Krasner is arguably the highest-profile progressive prosecutor in the country, thanks in part to the attention he’s gotten as the focus of the PBS documentary series Philly D.A., and he has been an enthusiastic supporter of Boudin and other justice reformers across the country. Just as a defeat in Philadelphia would have been a setback for the movement—especially at a time when commentators are searching desperately for evidence of backlash voting—Tuesday’s resounding endorsement of Krasner strengthens the movement with what Krinsky sees as “a sign that communities understand that failed tough on crime policies of the past don’t work.”
It also provides encouragement for the broader movement for systemic change, says Philadelphia City Council member-at-large Kendra Brooks.

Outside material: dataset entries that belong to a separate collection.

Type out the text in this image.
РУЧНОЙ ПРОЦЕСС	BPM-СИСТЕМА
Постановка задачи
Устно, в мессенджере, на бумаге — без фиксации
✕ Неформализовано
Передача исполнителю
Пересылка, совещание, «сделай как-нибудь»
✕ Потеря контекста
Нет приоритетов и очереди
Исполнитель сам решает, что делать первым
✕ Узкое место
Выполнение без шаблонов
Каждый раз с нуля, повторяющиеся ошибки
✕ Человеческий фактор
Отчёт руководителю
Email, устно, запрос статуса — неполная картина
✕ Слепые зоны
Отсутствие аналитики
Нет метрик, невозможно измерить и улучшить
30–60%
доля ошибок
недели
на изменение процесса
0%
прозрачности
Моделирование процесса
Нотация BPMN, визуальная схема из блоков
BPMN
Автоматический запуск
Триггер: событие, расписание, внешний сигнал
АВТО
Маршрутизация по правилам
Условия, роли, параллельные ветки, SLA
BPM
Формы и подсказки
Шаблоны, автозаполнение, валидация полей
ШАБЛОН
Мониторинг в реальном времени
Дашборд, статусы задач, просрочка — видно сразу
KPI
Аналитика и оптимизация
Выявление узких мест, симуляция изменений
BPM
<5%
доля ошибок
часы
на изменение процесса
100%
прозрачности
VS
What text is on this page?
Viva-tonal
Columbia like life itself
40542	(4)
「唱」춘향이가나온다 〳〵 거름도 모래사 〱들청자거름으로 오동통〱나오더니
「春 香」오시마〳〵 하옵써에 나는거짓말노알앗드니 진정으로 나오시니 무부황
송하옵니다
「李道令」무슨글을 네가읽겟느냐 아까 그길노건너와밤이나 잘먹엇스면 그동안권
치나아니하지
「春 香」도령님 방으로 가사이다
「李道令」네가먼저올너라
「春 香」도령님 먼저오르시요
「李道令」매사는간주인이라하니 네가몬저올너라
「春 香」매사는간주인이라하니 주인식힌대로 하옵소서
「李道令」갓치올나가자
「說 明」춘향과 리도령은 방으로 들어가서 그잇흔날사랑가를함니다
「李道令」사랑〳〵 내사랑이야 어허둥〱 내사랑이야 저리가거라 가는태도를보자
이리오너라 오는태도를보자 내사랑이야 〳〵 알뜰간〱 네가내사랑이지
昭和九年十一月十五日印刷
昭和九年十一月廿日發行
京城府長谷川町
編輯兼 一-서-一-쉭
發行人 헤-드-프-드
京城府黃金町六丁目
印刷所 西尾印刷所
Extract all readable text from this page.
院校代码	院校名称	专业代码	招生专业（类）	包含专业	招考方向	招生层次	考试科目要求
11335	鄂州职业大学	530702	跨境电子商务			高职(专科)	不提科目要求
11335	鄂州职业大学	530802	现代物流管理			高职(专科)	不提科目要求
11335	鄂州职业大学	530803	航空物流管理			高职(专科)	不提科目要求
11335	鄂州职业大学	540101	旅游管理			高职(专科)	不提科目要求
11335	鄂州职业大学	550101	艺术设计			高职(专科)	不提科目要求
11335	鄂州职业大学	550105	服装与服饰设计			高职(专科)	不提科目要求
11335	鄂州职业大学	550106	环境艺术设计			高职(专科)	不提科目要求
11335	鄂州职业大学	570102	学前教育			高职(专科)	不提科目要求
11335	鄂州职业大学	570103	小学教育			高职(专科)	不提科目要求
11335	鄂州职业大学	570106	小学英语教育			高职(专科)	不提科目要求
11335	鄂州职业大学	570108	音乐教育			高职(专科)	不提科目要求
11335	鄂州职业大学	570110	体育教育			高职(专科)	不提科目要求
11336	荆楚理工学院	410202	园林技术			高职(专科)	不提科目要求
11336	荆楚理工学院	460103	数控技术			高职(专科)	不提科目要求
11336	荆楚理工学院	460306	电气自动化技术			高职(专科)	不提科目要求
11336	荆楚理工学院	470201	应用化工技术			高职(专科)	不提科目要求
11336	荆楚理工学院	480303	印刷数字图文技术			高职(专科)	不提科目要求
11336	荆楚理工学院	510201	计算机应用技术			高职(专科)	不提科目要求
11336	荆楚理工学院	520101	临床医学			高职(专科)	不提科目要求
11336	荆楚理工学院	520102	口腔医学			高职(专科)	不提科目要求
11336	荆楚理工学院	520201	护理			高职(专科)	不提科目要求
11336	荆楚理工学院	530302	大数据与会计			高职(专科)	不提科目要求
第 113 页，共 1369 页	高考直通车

“Last summer, tens of thousands of young Black people took to the streets to demand we disinvest from our police force and begin investing in Black communities. The uprising clearly articulated that the power of the people was greater than any one election or elected official—that if real change was going to happen, we would have to fight for liberation in every avenue of power,” explained Brooks, who was elected two years ago on the WFP line, as the results from Tuesday’s DA vote were announced. “From the streets to the courtrooms to the ballot box, we organized, we protested, and today we voted. The re-election of Larry Krasner is a testament to the movement’s strength.”